You can override the default versionSelector() method to select prompt versions based on relevant context:

class TutorialPrompt extends BaseLLMPrompt
{
    private User $user;

    public function __construct(User $user)
    {
        $this->user = $user;
    }

    protected function versionSelector(): Closure
    {
        return fn() => match($this->user->expertise_level) {
            'beginner' => 'v1-basic',
            'intermediate' => 'v1-detailed',
            'expert' => 'v1-advanced',
            default => $this->defaultVersion()
        };
    }
}

Custom Token Counting

The default token counting strategy is a simple estimation (text length divided by 4, based on OpenAI's GPT tokenizer approximation).
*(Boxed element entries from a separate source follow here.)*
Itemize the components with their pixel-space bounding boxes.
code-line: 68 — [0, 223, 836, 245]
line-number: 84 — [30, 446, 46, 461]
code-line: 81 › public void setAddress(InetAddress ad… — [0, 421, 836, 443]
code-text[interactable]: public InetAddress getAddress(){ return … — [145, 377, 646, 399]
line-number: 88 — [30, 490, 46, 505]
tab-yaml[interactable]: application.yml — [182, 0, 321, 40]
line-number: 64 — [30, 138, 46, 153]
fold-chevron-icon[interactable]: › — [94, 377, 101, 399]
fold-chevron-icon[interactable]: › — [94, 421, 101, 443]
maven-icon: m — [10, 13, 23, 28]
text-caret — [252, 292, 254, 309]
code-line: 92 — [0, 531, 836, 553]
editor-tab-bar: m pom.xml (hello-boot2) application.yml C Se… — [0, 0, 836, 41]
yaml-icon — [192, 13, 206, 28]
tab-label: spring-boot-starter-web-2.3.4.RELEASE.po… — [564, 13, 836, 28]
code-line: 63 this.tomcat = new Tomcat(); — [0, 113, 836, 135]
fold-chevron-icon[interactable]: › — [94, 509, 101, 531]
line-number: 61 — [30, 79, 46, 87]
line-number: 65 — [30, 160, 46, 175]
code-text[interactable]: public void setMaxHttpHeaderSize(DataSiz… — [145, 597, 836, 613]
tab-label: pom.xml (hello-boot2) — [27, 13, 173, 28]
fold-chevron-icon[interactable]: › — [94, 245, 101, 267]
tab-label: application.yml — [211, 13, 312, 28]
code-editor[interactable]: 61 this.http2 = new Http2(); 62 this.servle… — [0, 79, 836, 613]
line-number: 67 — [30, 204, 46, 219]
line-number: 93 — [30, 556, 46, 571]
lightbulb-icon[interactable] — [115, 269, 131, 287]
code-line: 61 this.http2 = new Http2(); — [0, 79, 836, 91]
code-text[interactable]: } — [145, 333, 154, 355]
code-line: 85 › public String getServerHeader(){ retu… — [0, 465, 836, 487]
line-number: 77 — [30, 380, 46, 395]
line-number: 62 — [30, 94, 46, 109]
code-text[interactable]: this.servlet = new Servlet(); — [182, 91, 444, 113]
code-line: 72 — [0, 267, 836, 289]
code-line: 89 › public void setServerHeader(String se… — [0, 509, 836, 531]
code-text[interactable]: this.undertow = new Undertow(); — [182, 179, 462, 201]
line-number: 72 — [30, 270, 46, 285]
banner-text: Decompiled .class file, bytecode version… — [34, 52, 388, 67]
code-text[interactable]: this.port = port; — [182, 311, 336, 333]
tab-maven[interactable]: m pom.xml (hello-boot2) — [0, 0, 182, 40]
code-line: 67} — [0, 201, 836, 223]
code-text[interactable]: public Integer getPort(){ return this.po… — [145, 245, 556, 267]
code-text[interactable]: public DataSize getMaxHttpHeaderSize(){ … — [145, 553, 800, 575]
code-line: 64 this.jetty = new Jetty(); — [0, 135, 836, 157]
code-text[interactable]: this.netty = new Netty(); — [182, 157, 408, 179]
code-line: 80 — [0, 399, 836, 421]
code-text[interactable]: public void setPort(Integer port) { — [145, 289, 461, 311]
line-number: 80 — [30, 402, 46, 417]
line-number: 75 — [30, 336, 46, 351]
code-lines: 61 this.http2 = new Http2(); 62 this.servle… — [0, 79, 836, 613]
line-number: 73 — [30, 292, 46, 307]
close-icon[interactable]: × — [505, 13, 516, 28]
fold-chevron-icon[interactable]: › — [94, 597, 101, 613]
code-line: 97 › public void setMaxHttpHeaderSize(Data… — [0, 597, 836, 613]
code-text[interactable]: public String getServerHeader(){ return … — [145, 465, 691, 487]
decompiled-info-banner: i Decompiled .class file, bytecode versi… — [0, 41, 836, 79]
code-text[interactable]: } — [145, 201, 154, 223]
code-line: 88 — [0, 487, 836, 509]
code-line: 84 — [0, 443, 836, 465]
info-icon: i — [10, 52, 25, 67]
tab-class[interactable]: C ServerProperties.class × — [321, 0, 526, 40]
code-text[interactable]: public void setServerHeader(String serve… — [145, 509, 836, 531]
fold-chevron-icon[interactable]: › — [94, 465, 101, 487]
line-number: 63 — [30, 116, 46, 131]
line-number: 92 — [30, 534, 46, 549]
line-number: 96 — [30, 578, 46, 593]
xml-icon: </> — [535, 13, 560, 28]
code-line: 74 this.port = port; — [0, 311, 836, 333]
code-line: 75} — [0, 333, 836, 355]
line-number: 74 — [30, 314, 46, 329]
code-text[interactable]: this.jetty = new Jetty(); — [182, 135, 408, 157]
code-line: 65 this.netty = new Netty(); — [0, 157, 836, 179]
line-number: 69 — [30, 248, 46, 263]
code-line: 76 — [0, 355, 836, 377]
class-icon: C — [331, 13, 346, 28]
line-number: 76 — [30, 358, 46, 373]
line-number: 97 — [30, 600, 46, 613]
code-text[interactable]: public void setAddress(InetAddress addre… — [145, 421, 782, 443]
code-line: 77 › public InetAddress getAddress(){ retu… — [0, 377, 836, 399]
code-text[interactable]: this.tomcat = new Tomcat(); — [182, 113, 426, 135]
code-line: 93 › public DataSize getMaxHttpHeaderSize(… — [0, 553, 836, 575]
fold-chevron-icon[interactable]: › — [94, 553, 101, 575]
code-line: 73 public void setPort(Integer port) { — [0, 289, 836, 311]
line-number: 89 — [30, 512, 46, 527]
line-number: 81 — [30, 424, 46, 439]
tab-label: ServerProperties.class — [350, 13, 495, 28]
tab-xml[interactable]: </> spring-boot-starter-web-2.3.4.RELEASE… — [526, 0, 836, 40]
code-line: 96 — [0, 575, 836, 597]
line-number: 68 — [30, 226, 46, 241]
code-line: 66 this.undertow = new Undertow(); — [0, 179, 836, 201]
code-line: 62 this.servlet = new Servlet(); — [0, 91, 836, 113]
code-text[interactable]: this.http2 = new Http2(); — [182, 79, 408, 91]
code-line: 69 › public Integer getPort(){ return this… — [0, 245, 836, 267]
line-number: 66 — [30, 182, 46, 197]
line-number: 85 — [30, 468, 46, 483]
To improve accuracy, you can override it with a custom token counter like Tiktoken:

class ComplexPrompt extends BaseLLMPrompt
{
    protected function tokenCounter(): Closure
    {
        return fn(string $prompt) => Tiktoken::count($prompt);
    }
}

Best Practices

  • Abstract Complex Prompts: Break down large prompts into smaller methods.
  • Semantic Versioning: Use clear naming conventions (e.g., v1-gpt4, v1-formal).
  • Testing: Use built-in random selection for effective A/B testing.

License

The MIT License (MIT). See License File.